The Impacket toolkit, a cornerstone in penetration testing, has undergone a significant upgrade within the Kali Linux repository. Managed by Fortra’s cybersecurity team, this latest release builds upon version 0.12, introducing advanced relay capabilities, fortified protocols, and new scripting tools. These enhancements aim to streamline red team operations in contemporary Windows environments, facilitating more efficient navigation through complex Active Directory structures and relay attacks.
Enhanced Relay Capabilities
A pivotal advancement in this release is the augmentation of `ntlmrelayx.py`, transforming it into a versatile relay operator. Security professionals can now directly serve System Center Configuration Manager (SCCM) Management Points and Distribution Points. This functionality allows for the enrollment of unauthorized clients to extract confidential policies or scrutinize packages for sensitive information.
Additionally, the introduction of a new Remote Procedure Call (RPC) listener and Endpoint Mapper (EPM) bootstrapper simplifies transitions from printer vulnerabilities to Active Directory Certificate Services (ADCS) exploitation. This innovation condenses multi-step attacks into single-command executions, enhancing operational efficiency.
Further innovations include a Windows Remote Management (WinRM) relay target that forwards inbound NTLM authentications from sources like SMBv1, LDAP, HTTP, or captured hashes to spawn interactive shells via local TCP ports.
Protocol Hardening and Workflow Enhancements
To counteract evolving defensive measures, Impacket has strengthened channel binding and signing across LDAP, Kerberos, and SQL protocols. Enhancements to Simple Authentication and Security Layer (SASL) ensure compatibility with domains enforcing unsigned binds. Moreover, a reengineered Tabular Data Stream (TDS) handshake in `mssqlclient.py` now natively manages encryption and Channel Binding Tokens (CBT), eliminating the need for external dependencies like PyOpenSSL.
Microsoft SQL Server (MSSQL) workflows have also been refined, offering richer version banners for scripting, corrected uploads on non-English systems, and new command-line interface (CLI) command feeding for `mssqlclient.py`. Server Message Block (SMB) refactoring addresses sharing violations for live file copies, including event logs, and refines signing to emulate native Windows behavior.
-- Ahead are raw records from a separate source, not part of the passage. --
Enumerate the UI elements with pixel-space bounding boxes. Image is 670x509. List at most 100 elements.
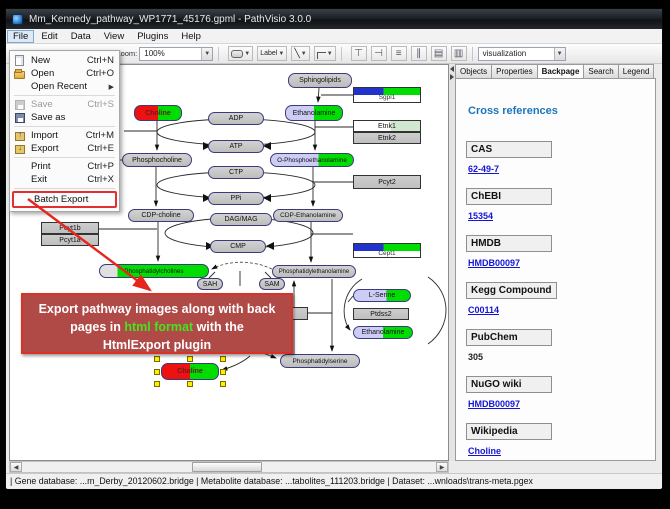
tab-objects[interactable]: Objects	[455, 64, 491, 79]
metabolite-node[interactable]: L-Serine	[353, 289, 411, 302]
metabolite-node[interactable]: Ethanolamine	[353, 326, 413, 339]
menu-edit[interactable]: Edit	[35, 30, 63, 43]
align-center-icon: ⊤	[354, 49, 363, 59]
menu-item-batch-export[interactable]: Batch Export	[14, 193, 115, 206]
app-icon	[12, 14, 23, 25]
gene-node[interactable]: Pcyt2	[353, 175, 421, 189]
collapse-left-icon[interactable]	[450, 66, 454, 72]
gene-node[interactable]: Etnk1	[353, 120, 421, 132]
scrollbar-thumb[interactable]	[192, 462, 262, 472]
metabolite-node[interactable]: Phosphatidylcholines	[99, 264, 209, 278]
metabolite-node[interactable]: ATP	[208, 140, 264, 153]
xref-link[interactable]: 15354	[468, 211, 645, 221]
xref-section-wikipedia: Wikipedia Choline	[466, 421, 645, 456]
gene-node[interactable]: Pcyt1a	[41, 234, 99, 246]
xref-section-nugo: NuGO wiki HMDB00097	[466, 374, 645, 409]
metabolite-node[interactable]: O-Phosphoethanolamine	[270, 153, 354, 167]
menu-item-open-recent[interactable]: Open Recent▶	[11, 80, 118, 93]
metabolite-node-choline[interactable]: Choline	[134, 105, 182, 121]
scroll-left-icon[interactable]: ◀	[10, 462, 22, 472]
chevron-down-icon[interactable]: ▼	[554, 48, 565, 60]
tab-properties[interactable]: Properties	[491, 64, 536, 79]
connector-tool-button[interactable]: ▼	[314, 46, 336, 61]
import-icon	[14, 130, 26, 142]
xref-section-kegg: Kegg Compound C00114	[466, 280, 645, 315]
xref-section-cas: CAS 62-49-7	[466, 139, 645, 174]
callout-highlight: html format	[124, 320, 193, 334]
metabolite-node[interactable]: Sphingolipids	[288, 73, 352, 88]
tab-legend[interactable]: Legend	[618, 64, 655, 79]
common-height-button[interactable]: ▥	[451, 46, 467, 61]
metabolite-node[interactable]: Phosphatidylethanolamine	[272, 265, 356, 278]
align-center-button[interactable]: ⊤	[351, 46, 367, 61]
metabolite-node[interactable]: CDP-choline	[128, 209, 194, 222]
tab-search[interactable]: Search	[583, 64, 617, 79]
datanode-tool-button[interactable]: ▼	[228, 46, 253, 61]
menu-item-export[interactable]: ExportCtrl+E	[11, 142, 118, 155]
menu-plugins[interactable]: Plugins	[131, 30, 174, 43]
label-tool-text: Label	[260, 50, 277, 57]
menu-item-exit[interactable]: ExitCtrl+X	[11, 173, 118, 186]
gene-node[interactable]: Pcyt1b	[41, 222, 99, 234]
menu-item-new[interactable]: NewCtrl+N	[11, 54, 118, 67]
collapse-right-icon[interactable]	[450, 74, 454, 80]
horizontal-scrollbar[interactable]: ◀ ▶	[9, 461, 449, 473]
metabolite-node[interactable]: PPi	[208, 192, 264, 205]
chevron-down-icon: ▼	[278, 51, 284, 57]
menu-data[interactable]: Data	[65, 30, 97, 43]
menu-item-open[interactable]: OpenCtrl+O	[11, 67, 118, 80]
cross-references-heading: Cross references	[468, 105, 645, 117]
xref-section-pubchem: PubChem 305	[466, 327, 645, 362]
metabolite-node[interactable]: CMP	[210, 240, 266, 253]
menu-item-import[interactable]: ImportCtrl+M	[11, 129, 118, 142]
menu-item-save-as[interactable]: Save as	[11, 111, 118, 124]
app-window: Mm_Kennedy_pathway_WP1771_45176.gpml - P…	[5, 8, 663, 490]
batch-export-highlight: Batch Export	[12, 191, 117, 208]
xref-link[interactable]: 62-49-7	[468, 164, 645, 174]
stack-horizontal-icon: ∥	[416, 49, 421, 59]
scroll-right-icon[interactable]: ▶	[436, 462, 448, 472]
xref-title: PubChem	[466, 329, 552, 346]
menu-help[interactable]: Help	[175, 30, 207, 43]
metabolite-node[interactable]: DAG/MAG	[210, 213, 272, 226]
metabolite-node[interactable]: SAH	[197, 278, 223, 290]
menu-separator	[14, 95, 115, 96]
menu-view[interactable]: View	[98, 30, 130, 43]
chevron-down-icon[interactable]: ▼	[201, 48, 212, 60]
gene-node-cept1[interactable]: Cept1	[353, 243, 421, 258]
side-panel-tabs: Objects Properties Backpage Search Legen…	[455, 64, 656, 79]
stack-horizontal-button[interactable]: ∥	[411, 46, 427, 61]
stack-vertical-button[interactable]: ≡	[391, 46, 407, 61]
menu-file[interactable]: File	[7, 30, 34, 43]
common-height-icon: ▥	[454, 49, 463, 59]
xref-link[interactable]: Choline	[468, 446, 645, 456]
xref-link[interactable]: C00114	[468, 305, 645, 315]
xref-title: HMDB	[466, 235, 552, 252]
metabolite-node[interactable]: SAM	[259, 278, 285, 290]
label-tool-button[interactable]: Label▼	[257, 46, 287, 61]
gene-node[interactable]: Ptdss2	[353, 308, 409, 320]
common-width-button[interactable]: ▤	[431, 46, 447, 61]
menu-separator	[14, 157, 115, 158]
xref-link[interactable]: HMDB00097	[468, 258, 645, 268]
xref-section-chebi: ChEBI 15354	[466, 186, 645, 221]
gene-node[interactable]: Etnk2	[353, 132, 421, 144]
xref-link[interactable]: HMDB00097	[468, 399, 645, 409]
tab-backpage[interactable]: Backpage	[537, 64, 584, 79]
xref-title: Kegg Compound	[466, 282, 557, 299]
metabolite-node[interactable]: Phosphatidylserine	[280, 354, 360, 368]
gene-node-sgpl1[interactable]: Sgpl1	[353, 87, 421, 103]
metabolite-node-selected[interactable]: Choline	[161, 363, 219, 380]
metabolite-node[interactable]: Ethanolamine	[285, 105, 343, 121]
menu-item-print[interactable]: PrintCtrl+P	[11, 160, 118, 173]
align-middle-button[interactable]: ⊣	[371, 46, 387, 61]
status-text: | Gene database: ...m_Derby_20120602.bri…	[10, 476, 533, 486]
metabolite-node[interactable]: ADP	[208, 112, 264, 125]
zoom-combobox[interactable]: 100% ▼	[139, 47, 213, 61]
line-tool-button[interactable]: ╲▼	[291, 46, 309, 61]
metabolite-node[interactable]: CTP	[208, 166, 264, 179]
menu-separator	[14, 188, 115, 189]
metabolite-node[interactable]: CDP-Ethanolamine	[273, 209, 343, 222]
visualization-combobox[interactable]: visualization ▼	[478, 47, 566, 61]
metabolite-node[interactable]: Phosphocholine	[122, 153, 192, 167]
Introduction of New Scripting Tools
The release introduces new examples such as `badsuccessor.py`, based on Akamai research, enabling inventory and exploitation of vulnerable Organizational Units (OUs). Other additions include `attrib.py` and `filetime.py` for file metadata control, `regsecrets.py` for remote hive extraction, `CheckLDAPStatus.py` for auditing signing enforcement, and `samedit.py` for offline Security Account Manager (SAM) editing.
Standardized logging and authentication parsing across examples reduce boilerplate code, with `secretsdump.py` gaining remote Windows Management Instrumentation (WMI) options for NTDS.dit dumps. As Impacket becomes available in the Kali Linux repositories, testers are encouraged to experiment in lab environments against recent Windows builds.